Joyce est rarement venue à Saint-Etienne-de-Saint-Geoirs, Rose y revenait une semaine chaque été. Parfois un appel « du Louvre » (en réalité Joyce) mettait fin à son séjour. Jusqu'à la fin de ses jours Rose Valland resta très attachée à son village natal et son « pays ».

Joyce Heer (5 juin 1911-28 août 1977) avait travaillé comme secrétaire interprète pour les Etats-Unis (selon les services diplomatiques américains qui ont soutenu l’exposition de 1997). Pendant la guerre, Joyce aurait été arrêtée et internée par les Allemands. D’après les photographies des collections privées consultées, Rose et Joyce se connaissent après-guerre. Une commune passion pour l’art et l’histoire de l’art les réunit. Lors de sa retraite, Joyce prend des cours de grec et de civilisation hellénique.

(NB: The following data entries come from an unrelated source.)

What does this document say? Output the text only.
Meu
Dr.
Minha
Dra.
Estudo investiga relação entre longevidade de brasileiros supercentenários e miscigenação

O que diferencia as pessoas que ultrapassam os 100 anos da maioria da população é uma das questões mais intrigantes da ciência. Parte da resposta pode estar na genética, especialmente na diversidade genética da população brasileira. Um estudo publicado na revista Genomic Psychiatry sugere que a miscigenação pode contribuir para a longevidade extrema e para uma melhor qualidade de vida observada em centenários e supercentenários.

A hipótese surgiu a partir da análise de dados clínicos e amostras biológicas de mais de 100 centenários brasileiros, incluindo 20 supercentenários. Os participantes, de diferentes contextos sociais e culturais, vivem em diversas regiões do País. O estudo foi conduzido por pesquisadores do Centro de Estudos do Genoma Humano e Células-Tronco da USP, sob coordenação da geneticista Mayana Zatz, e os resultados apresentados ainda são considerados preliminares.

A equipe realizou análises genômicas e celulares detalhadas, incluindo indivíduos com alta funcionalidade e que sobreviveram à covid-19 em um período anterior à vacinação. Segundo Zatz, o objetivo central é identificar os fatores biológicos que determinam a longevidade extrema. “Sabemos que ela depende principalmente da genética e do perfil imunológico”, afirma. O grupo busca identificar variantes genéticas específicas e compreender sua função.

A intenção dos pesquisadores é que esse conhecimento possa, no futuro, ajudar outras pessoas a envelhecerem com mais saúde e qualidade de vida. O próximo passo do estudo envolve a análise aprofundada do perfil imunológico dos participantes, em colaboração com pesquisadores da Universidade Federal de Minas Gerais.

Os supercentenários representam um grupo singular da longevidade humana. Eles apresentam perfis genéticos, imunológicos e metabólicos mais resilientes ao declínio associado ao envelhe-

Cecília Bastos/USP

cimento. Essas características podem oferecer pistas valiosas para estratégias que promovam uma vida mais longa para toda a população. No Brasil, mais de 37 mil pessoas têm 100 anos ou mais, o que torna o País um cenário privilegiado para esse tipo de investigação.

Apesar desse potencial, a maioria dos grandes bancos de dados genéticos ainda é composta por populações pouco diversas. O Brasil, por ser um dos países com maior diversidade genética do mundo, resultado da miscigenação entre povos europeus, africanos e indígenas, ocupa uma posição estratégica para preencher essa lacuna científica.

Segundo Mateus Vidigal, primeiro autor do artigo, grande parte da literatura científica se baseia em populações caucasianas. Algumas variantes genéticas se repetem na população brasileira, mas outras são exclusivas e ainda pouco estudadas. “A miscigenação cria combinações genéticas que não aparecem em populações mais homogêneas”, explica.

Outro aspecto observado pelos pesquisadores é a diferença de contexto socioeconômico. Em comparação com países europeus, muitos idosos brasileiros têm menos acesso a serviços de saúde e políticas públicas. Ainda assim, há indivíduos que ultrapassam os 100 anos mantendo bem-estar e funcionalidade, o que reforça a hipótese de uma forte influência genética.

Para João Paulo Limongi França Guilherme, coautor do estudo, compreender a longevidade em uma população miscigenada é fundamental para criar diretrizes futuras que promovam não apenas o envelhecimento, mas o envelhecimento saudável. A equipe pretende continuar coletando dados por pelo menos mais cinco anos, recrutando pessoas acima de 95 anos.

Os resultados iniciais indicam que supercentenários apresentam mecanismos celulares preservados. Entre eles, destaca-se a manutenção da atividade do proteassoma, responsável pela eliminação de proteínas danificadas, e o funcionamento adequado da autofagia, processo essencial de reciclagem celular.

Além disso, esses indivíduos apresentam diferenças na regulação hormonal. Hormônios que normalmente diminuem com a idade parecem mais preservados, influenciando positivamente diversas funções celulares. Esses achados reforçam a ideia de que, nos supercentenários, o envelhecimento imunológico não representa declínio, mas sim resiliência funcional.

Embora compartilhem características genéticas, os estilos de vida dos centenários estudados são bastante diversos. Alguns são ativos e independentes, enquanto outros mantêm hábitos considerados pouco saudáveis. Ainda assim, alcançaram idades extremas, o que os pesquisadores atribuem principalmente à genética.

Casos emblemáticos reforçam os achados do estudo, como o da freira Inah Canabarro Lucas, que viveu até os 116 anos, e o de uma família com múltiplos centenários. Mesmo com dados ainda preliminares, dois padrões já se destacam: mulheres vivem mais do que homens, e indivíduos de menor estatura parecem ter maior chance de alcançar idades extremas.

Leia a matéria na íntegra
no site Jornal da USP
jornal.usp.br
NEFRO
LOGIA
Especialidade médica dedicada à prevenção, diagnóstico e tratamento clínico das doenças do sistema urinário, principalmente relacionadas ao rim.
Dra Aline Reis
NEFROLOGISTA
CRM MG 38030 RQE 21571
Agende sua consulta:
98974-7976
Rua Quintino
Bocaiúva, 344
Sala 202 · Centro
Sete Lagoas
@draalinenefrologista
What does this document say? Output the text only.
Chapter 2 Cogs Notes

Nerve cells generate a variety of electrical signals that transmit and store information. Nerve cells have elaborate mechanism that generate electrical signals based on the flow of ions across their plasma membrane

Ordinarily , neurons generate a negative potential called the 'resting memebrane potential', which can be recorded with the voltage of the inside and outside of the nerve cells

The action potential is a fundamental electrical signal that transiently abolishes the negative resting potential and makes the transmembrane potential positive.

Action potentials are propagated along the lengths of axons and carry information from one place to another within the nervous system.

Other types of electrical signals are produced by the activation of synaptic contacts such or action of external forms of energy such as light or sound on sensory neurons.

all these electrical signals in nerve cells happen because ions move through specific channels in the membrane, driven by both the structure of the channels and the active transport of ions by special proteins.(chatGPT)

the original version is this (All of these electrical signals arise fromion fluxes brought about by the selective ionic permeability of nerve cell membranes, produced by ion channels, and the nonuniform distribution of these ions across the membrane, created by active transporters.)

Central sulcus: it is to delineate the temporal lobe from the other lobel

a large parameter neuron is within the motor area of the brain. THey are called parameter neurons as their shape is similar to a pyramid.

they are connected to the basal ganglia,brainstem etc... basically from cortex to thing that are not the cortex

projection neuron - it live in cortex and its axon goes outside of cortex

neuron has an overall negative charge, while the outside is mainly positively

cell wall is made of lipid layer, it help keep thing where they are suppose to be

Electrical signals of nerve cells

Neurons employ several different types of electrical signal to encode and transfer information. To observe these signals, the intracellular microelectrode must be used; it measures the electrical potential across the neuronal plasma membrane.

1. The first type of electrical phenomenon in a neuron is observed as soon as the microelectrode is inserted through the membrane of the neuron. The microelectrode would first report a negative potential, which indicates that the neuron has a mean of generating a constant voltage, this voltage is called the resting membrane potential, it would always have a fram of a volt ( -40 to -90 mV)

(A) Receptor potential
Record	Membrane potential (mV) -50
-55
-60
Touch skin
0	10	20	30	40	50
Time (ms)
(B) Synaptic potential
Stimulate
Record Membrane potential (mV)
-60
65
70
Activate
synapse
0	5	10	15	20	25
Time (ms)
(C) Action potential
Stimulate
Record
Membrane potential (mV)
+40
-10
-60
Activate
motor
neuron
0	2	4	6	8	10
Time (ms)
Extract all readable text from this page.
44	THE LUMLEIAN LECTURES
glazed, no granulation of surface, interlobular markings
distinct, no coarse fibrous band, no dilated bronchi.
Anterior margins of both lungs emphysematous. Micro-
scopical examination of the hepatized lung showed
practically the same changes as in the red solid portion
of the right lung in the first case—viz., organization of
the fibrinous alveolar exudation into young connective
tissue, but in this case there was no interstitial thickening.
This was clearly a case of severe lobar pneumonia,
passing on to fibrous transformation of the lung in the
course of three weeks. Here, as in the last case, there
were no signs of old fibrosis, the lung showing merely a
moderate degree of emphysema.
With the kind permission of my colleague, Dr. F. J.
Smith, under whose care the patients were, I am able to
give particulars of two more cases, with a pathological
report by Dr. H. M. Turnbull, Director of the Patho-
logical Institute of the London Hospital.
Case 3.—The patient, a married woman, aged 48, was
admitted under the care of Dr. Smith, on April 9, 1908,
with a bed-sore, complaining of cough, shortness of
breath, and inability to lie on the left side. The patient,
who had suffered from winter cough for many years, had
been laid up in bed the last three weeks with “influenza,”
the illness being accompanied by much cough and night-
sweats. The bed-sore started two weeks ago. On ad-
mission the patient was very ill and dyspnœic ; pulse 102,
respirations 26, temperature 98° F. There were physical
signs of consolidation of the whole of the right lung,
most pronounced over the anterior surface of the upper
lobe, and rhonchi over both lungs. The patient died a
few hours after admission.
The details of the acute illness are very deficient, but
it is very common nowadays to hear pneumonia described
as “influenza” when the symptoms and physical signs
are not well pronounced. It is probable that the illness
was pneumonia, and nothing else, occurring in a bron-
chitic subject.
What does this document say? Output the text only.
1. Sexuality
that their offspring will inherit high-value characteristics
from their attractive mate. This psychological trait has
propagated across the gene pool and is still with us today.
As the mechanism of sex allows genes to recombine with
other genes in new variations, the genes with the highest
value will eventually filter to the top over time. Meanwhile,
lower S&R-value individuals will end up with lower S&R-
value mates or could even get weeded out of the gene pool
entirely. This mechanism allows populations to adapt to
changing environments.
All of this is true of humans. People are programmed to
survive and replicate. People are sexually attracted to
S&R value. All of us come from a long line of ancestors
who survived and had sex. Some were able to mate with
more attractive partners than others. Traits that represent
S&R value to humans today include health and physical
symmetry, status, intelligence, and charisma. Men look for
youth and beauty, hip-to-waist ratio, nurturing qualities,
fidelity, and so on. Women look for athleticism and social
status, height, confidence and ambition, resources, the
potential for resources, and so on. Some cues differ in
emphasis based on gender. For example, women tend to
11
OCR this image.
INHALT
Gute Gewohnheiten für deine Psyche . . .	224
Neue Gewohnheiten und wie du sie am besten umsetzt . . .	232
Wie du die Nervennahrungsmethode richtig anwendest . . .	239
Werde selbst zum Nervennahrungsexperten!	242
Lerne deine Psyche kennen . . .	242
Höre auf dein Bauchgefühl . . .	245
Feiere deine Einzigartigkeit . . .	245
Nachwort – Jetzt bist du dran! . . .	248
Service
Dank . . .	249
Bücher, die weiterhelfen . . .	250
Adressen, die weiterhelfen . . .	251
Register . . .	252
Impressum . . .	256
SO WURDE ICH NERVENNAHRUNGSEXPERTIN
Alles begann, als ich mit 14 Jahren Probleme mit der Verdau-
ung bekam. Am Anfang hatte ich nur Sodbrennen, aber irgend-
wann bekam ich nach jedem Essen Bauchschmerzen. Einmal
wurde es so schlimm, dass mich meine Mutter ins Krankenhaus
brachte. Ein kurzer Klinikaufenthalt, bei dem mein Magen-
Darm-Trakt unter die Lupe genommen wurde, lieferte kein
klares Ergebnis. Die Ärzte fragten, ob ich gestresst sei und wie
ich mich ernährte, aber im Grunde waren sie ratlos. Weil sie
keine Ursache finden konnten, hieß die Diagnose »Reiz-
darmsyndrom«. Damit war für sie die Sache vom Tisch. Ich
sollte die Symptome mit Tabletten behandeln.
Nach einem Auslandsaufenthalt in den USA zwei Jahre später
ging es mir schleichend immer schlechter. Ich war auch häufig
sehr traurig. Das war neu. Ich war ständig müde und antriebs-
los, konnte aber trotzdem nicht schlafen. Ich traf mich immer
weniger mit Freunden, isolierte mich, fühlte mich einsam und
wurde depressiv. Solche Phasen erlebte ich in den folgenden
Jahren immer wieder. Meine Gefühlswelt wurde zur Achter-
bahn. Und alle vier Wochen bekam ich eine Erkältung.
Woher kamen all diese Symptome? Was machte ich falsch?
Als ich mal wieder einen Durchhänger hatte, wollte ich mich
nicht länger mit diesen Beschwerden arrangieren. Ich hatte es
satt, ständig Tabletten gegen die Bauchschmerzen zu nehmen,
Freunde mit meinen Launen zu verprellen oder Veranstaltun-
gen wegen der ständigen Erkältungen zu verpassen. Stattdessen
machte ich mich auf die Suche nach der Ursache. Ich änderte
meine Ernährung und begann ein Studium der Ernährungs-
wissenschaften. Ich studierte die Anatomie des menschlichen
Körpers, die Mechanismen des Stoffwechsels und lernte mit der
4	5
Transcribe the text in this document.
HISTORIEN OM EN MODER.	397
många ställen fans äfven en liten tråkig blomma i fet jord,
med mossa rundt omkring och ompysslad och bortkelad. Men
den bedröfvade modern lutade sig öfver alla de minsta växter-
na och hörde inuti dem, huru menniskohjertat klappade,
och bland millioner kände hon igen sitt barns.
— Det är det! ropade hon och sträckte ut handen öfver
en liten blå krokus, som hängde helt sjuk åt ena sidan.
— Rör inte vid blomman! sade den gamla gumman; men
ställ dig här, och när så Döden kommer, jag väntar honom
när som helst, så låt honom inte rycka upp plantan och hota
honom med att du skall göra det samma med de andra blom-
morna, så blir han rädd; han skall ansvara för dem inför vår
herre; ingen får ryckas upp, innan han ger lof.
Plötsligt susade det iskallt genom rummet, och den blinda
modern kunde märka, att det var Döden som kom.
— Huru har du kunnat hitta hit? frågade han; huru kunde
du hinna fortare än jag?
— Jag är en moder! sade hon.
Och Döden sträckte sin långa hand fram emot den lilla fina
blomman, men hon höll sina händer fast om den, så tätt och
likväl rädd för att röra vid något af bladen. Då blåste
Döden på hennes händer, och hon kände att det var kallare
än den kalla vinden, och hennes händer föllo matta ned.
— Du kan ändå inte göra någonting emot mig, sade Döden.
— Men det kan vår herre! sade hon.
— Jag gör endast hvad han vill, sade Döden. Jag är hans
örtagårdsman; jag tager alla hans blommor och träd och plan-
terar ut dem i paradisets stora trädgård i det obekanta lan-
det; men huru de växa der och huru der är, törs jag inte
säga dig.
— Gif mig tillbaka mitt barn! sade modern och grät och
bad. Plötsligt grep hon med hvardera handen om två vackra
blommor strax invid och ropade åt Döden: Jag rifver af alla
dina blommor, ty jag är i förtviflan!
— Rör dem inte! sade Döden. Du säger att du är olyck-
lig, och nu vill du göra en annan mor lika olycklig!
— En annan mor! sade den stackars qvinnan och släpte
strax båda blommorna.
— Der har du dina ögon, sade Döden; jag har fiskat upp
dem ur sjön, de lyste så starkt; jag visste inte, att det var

Léon Christophe et Rose Valland

L'amitié de Rose Valland pour Léon Christophe est soulignée par la correspondance entre les deux individus. En 1975, Rose Valland répond à Léon Christophe qui lui a écrit une lettre à la suite de l'émission de télévision « Les dossiers de l'écran ». Elle invite son ami Léon Christophe  à déjeuner : « J'aurais voulu vous demander si dans quelques temps, (..) vous ne pourriez pas nous faire le plaisir de revenir déjeuner dans ce quartier ? Est-ce que cela ennuierait votre épouse de se joindre à nous ? » (extrait de la lettre de Rose Valland à Léon Christophe, 10 avril 1975).

Une vidéo amateur donne une interview de Léon Christophe, qui vivait à Brunoy (91). Il est l'un des rares à mentionner Joyce. Il reconnaissait que Rose était peu causante et réservée sur sa vie personnelle et il lui a parlé deux mois avant sa mort.